Barbara London: My guest today is María Magdalena Campos-Pons. Born in 1959 in Matanzas, Cuba, she trained at the Escuela Nacional de Arte in Havana between 1976 and 1979. She went on to study at the Havana Instituto Superior de Arte during the period of 1980 to 1985 and attended the MFA program at the Massachusetts College of Art and Design and the Bunting Institute Radcliffe College Harvard University 1993- 1994. Magda is an active and very much in-demand artist and speaker. She is the Cornelius Vanderbilt Endowed Chair Professor of Fine Arts at Vanderbilt University in Nashville. She recently received the ARTnews Lifetime Achievement Award, recognizing her for her contributions to art and for her outstanding retrospective that opened in 2023 at the Brooklyn Museum, went on to the Frist Museum in Nashville, the Nasher Museum, and will now be presented at the Getty in Los Angeles. Last year, she was honored with a MacArthur Fellowship.
Our conversation is the grand finale of the entire Barbara London Calling podcast series, which I launched four years ago. It began in 2020 during Covid when, like me, artists were all in lockdown and stuck at home. It was the perfect moment to dialogue with such artists as Anri Sala, Tracey Moffatt, Lorraine O’Grady, and others from around the world. I wanted to know what was on their mind during such a challenging moment of enormous change. I continued the project over the next few years, still interested in understanding what the changes to art practice were. With this third and final series, I’ve now spoken with a total of 34 artists, and each has generously shared insight into what their art is about. Magda, thank you so much for joining me for the Season 3 finale—and the series finale—of Barbara London Calling.

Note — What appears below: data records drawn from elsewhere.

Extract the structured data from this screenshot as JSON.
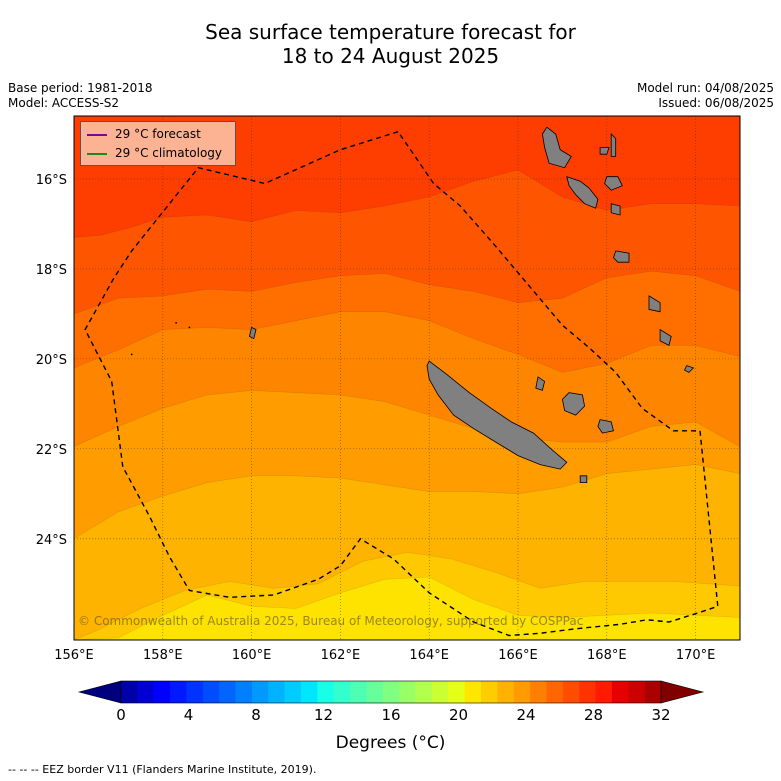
{
  "title": {
    "line1": "Sea surface temperature forecast for",
    "line2": "18 to 24 August 2025"
  },
  "meta": {
    "base_period": "Base period: 1981-2018",
    "model": "Model: ACCESS-S2",
    "model_run": "Model run: 04/08/2025",
    "issued": "Issued: 06/08/2025"
  },
  "legend": {
    "forecast_label": "29 °C  forecast",
    "forecast_color": "#7b0a8c",
    "climatology_label": "29 °C  climatology",
    "climatology_color": "#1a8a1a"
  },
  "map": {
    "lon_range": [
      156,
      171
    ],
    "lat_range": [
      -26.25,
      -14.6
    ],
    "lon_ticks": [
      156,
      158,
      160,
      162,
      164,
      166,
      168,
      170
    ],
    "lon_tick_labels": [
      "156°E",
      "158°E",
      "160°E",
      "162°E",
      "164°E",
      "166°E",
      "168°E",
      "170°E"
    ],
    "lat_ticks": [
      -16,
      -18,
      -20,
      -22,
      -24
    ],
    "lat_tick_labels": [
      "16°S",
      "18°S",
      "20°S",
      "22°S",
      "24°S"
    ],
    "grid": "dotted",
    "copyright": "© Commonwealth of Australia 2025, Bureau of Meteorology, supported by COSPPac",
    "land_color": "#808080",
    "bands": [
      {
        "color": "#fe3d00",
        "upper_boundary": null
      },
      {
        "color": "#fe5600",
        "upper_boundary": [
          [
            156,
            -17.3
          ],
          [
            156.6,
            -17.25
          ],
          [
            157.2,
            -17.1
          ],
          [
            158,
            -16.85
          ],
          [
            159,
            -16.8
          ],
          [
            160,
            -16.95
          ],
          [
            161,
            -16.7
          ],
          [
            162,
            -16.75
          ],
          [
            163,
            -16.6
          ],
          [
            164,
            -16.4
          ],
          [
            165,
            -16.05
          ],
          [
            166,
            -15.8
          ],
          [
            167,
            -16.4
          ],
          [
            168,
            -16.7
          ],
          [
            169,
            -16.55
          ],
          [
            170,
            -16.55
          ],
          [
            171,
            -16.6
          ]
        ]
      },
      {
        "color": "#fe6f00",
        "upper_boundary": [
          [
            156,
            -19.0
          ],
          [
            157,
            -18.65
          ],
          [
            158,
            -18.6
          ],
          [
            159,
            -18.45
          ],
          [
            160,
            -18.5
          ],
          [
            161,
            -18.3
          ],
          [
            162,
            -18.15
          ],
          [
            163,
            -18.1
          ],
          [
            164,
            -18.35
          ],
          [
            165,
            -18.5
          ],
          [
            166,
            -18.75
          ],
          [
            167,
            -18.65
          ],
          [
            168,
            -18.2
          ],
          [
            169,
            -18.05
          ],
          [
            170,
            -18.15
          ],
          [
            171,
            -18.5
          ]
        ]
      },
      {
        "color": "#fe8500",
        "upper_boundary": [
          [
            156,
            -20.2
          ],
          [
            157,
            -19.8
          ],
          [
            158,
            -19.35
          ],
          [
            159,
            -19.3
          ],
          [
            160,
            -19.35
          ],
          [
            161,
            -19.15
          ],
          [
            162,
            -18.95
          ],
          [
            163,
            -18.95
          ],
          [
            164,
            -19.15
          ],
          [
            165,
            -19.55
          ],
          [
            166,
            -19.9
          ],
          [
            167,
            -20.3
          ],
          [
            168,
            -20.1
          ],
          [
            169,
            -19.7
          ],
          [
            170,
            -19.7
          ],
          [
            171,
            -19.95
          ]
        ]
      },
      {
        "color": "#fe9c00",
        "upper_boundary": [
          [
            156,
            -21.95
          ],
          [
            157,
            -21.5
          ],
          [
            158,
            -21.1
          ],
          [
            159,
            -20.8
          ],
          [
            160,
            -20.7
          ],
          [
            161,
            -20.75
          ],
          [
            162,
            -20.8
          ],
          [
            163,
            -20.95
          ],
          [
            164,
            -21.25
          ],
          [
            165,
            -21.55
          ],
          [
            166,
            -21.75
          ],
          [
            167,
            -21.85
          ],
          [
            168,
            -21.85
          ],
          [
            169,
            -21.5
          ],
          [
            170,
            -21.4
          ],
          [
            171,
            -21.95
          ]
        ]
      },
      {
        "color": "#feb300",
        "upper_boundary": [
          [
            156,
            -24.0
          ],
          [
            157,
            -23.4
          ],
          [
            158,
            -23.05
          ],
          [
            159,
            -22.75
          ],
          [
            160,
            -22.6
          ],
          [
            161,
            -22.6
          ],
          [
            162,
            -22.65
          ],
          [
            163,
            -22.8
          ],
          [
            164,
            -22.95
          ],
          [
            165,
            -22.95
          ],
          [
            166,
            -23.0
          ],
          [
            167,
            -22.85
          ],
          [
            168,
            -22.55
          ],
          [
            169,
            -22.45
          ],
          [
            170,
            -22.35
          ],
          [
            171,
            -22.55
          ]
        ]
      },
      {
        "color": "#fec900",
        "upper_boundary": [
          [
            156,
            -26.25
          ],
          [
            156.6,
            -26.0
          ],
          [
            157.5,
            -25.55
          ],
          [
            158.5,
            -25.15
          ],
          [
            159.5,
            -24.95
          ],
          [
            160.5,
            -25.1
          ],
          [
            161.5,
            -25.0
          ],
          [
            162.5,
            -24.5
          ],
          [
            163.5,
            -24.3
          ],
          [
            164.5,
            -24.45
          ],
          [
            165.5,
            -24.75
          ],
          [
            166.5,
            -25.1
          ],
          [
            167.5,
            -24.95
          ],
          [
            168.5,
            -24.95
          ],
          [
            169.5,
            -24.95
          ],
          [
            170.3,
            -25.0
          ],
          [
            171,
            -25.05
          ]
        ]
      },
      {
        "color": "#fee200",
        "upper_boundary": [
          [
            156,
            -26.25
          ],
          [
            157,
            -26.2
          ],
          [
            158,
            -25.7
          ],
          [
            159,
            -25.25
          ],
          [
            160,
            -25.5
          ],
          [
            161,
            -25.55
          ],
          [
            162,
            -25.2
          ],
          [
            163,
            -24.9
          ],
          [
            164,
            -24.85
          ],
          [
            165,
            -25.35
          ],
          [
            166,
            -25.7
          ],
          [
            167,
            -25.75
          ],
          [
            168,
            -25.7
          ],
          [
            169,
            -25.65
          ],
          [
            170,
            -25.7
          ],
          [
            171,
            -25.75
          ]
        ]
      }
    ],
    "eez_border": [
      [
        163.3,
        -14.95
      ],
      [
        162.0,
        -15.35
      ],
      [
        160.3,
        -16.1
      ],
      [
        158.8,
        -15.75
      ],
      [
        157.3,
        -17.6
      ],
      [
        156.9,
        -18.2
      ],
      [
        156.25,
        -19.35
      ],
      [
        156.85,
        -20.5
      ],
      [
        157.1,
        -22.4
      ],
      [
        157.4,
        -22.95
      ],
      [
        157.7,
        -23.5
      ],
      [
        158.15,
        -24.4
      ],
      [
        158.6,
        -25.15
      ],
      [
        159.5,
        -25.3
      ],
      [
        160.5,
        -25.25
      ],
      [
        161.5,
        -24.9
      ],
      [
        162.0,
        -24.6
      ],
      [
        162.45,
        -24.0
      ],
      [
        163.2,
        -24.45
      ],
      [
        164.0,
        -25.2
      ],
      [
        165.0,
        -25.85
      ],
      [
        165.8,
        -26.15
      ],
      [
        166.5,
        -26.1
      ],
      [
        167.3,
        -26.0
      ],
      [
        168.3,
        -25.9
      ],
      [
        168.9,
        -25.8
      ],
      [
        169.4,
        -25.85
      ],
      [
        170.05,
        -25.65
      ],
      [
        170.5,
        -25.5
      ],
      [
        170.1,
        -21.6
      ],
      [
        169.5,
        -21.6
      ],
      [
        168.8,
        -21.1
      ],
      [
        168.2,
        -20.3
      ],
      [
        167.6,
        -19.75
      ],
      [
        167.0,
        -19.25
      ],
      [
        166.1,
        -18.2
      ],
      [
        165.5,
        -17.5
      ],
      [
        164.7,
        -16.6
      ],
      [
        164.1,
        -16.1
      ],
      [
        163.3,
        -14.95
      ]
    ],
    "islands": [
      [
        [
          164.0,
          -20.05
        ],
        [
          164.4,
          -20.35
        ],
        [
          164.9,
          -20.75
        ],
        [
          165.4,
          -21.1
        ],
        [
          165.85,
          -21.4
        ],
        [
          166.35,
          -21.65
        ],
        [
          166.8,
          -22.05
        ],
        [
          167.1,
          -22.3
        ],
        [
          166.95,
          -22.45
        ],
        [
          166.5,
          -22.35
        ],
        [
          166.0,
          -22.15
        ],
        [
          165.5,
          -21.85
        ],
        [
          165.0,
          -21.55
        ],
        [
          164.55,
          -21.25
        ],
        [
          164.2,
          -20.8
        ],
        [
          164.0,
          -20.45
        ],
        [
          163.95,
          -20.15
        ]
      ],
      [
        [
          167.15,
          -20.75
        ],
        [
          167.45,
          -20.8
        ],
        [
          167.5,
          -21.05
        ],
        [
          167.3,
          -21.25
        ],
        [
          167.05,
          -21.15
        ],
        [
          167.0,
          -20.9
        ]
      ],
      [
        [
          167.85,
          -21.35
        ],
        [
          168.1,
          -21.4
        ],
        [
          168.15,
          -21.6
        ],
        [
          167.9,
          -21.65
        ],
        [
          167.8,
          -21.5
        ]
      ],
      [
        [
          166.45,
          -20.4
        ],
        [
          166.6,
          -20.5
        ],
        [
          166.55,
          -20.7
        ],
        [
          166.4,
          -20.65
        ]
      ],
      [
        [
          167.4,
          -22.6
        ],
        [
          167.55,
          -22.6
        ],
        [
          167.55,
          -22.75
        ],
        [
          167.4,
          -22.75
        ]
      ],
      [
        [
          166.65,
          -14.85
        ],
        [
          166.85,
          -15.0
        ],
        [
          166.95,
          -15.35
        ],
        [
          167.2,
          -15.5
        ],
        [
          167.05,
          -15.75
        ],
        [
          166.7,
          -15.65
        ],
        [
          166.6,
          -15.3
        ],
        [
          166.55,
          -15.0
        ]
      ],
      [
        [
          167.1,
          -15.95
        ],
        [
          167.4,
          -16.05
        ],
        [
          167.6,
          -16.2
        ],
        [
          167.8,
          -16.45
        ],
        [
          167.75,
          -16.65
        ],
        [
          167.5,
          -16.55
        ],
        [
          167.3,
          -16.35
        ],
        [
          167.15,
          -16.15
        ]
      ],
      [
        [
          167.85,
          -15.3
        ],
        [
          168.05,
          -15.3
        ],
        [
          168.0,
          -15.45
        ],
        [
          167.85,
          -15.45
        ]
      ],
      [
        [
          168.1,
          -15.0
        ],
        [
          168.2,
          -15.1
        ],
        [
          168.2,
          -15.5
        ],
        [
          168.1,
          -15.5
        ]
      ],
      [
        [
          168.0,
          -15.95
        ],
        [
          168.25,
          -15.95
        ],
        [
          168.35,
          -16.15
        ],
        [
          168.1,
          -16.25
        ],
        [
          167.95,
          -16.1
        ]
      ],
      [
        [
          168.1,
          -16.55
        ],
        [
          168.3,
          -16.6
        ],
        [
          168.3,
          -16.8
        ],
        [
          168.1,
          -16.75
        ]
      ],
      [
        [
          168.2,
          -17.6
        ],
        [
          168.5,
          -17.65
        ],
        [
          168.5,
          -17.85
        ],
        [
          168.25,
          -17.85
        ],
        [
          168.15,
          -17.75
        ]
      ],
      [
        [
          168.95,
          -18.6
        ],
        [
          169.2,
          -18.75
        ],
        [
          169.2,
          -18.95
        ],
        [
          168.95,
          -18.9
        ]
      ],
      [
        [
          169.2,
          -19.35
        ],
        [
          169.45,
          -19.5
        ],
        [
          169.4,
          -19.7
        ],
        [
          169.2,
          -19.6
        ]
      ],
      [
        [
          169.8,
          -20.15
        ],
        [
          169.95,
          -20.2
        ],
        [
          169.85,
          -20.3
        ],
        [
          169.75,
          -20.25
        ]
      ],
      [
        [
          160.0,
          -19.3
        ],
        [
          160.1,
          -19.35
        ],
        [
          160.05,
          -19.55
        ],
        [
          159.95,
          -19.5
        ]
      ]
    ]
  },
  "colorbar": {
    "colors": [
      "#00007f",
      "#0000aa",
      "#0000d4",
      "#0000ff",
      "#0019ff",
      "#0033ff",
      "#004dff",
      "#0066ff",
      "#0080ff",
      "#009aff",
      "#00b3ff",
      "#00ccff",
      "#00e6ff",
      "#19ffe6",
      "#33ffcc",
      "#4dffb3",
      "#66ff99",
      "#80ff80",
      "#99ff66",
      "#b3ff4d",
      "#ccff33",
      "#e6ff19",
      "#ffe600",
      "#ffcc00",
      "#ffb300",
      "#ff9a00",
      "#ff8000",
      "#ff6600",
      "#ff4d00",
      "#ff3300",
      "#ff1a00",
      "#e60000",
      "#cc0000",
      "#aa0000",
      "#800000"
    ],
    "tick_labels": [
      "0",
      "4",
      "8",
      "12",
      "16",
      "20",
      "24",
      "28",
      "32"
    ],
    "label": "Degrees (°C)"
  },
  "footer": "--  --  -- EEZ border V11 (Flanders Marine Institute, 2019)."
}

María Magdalena Campos-Pons: Barbara, I am so honored to be in such great company and that you have chosen to invite me for the grand finale. You called me many years ago, when you invited me to be part of your project at that moment. I received a letter from you in 1994, and that, too, was sort of a calling. So, I am happy to be back here in conversation with you. Thank you so much.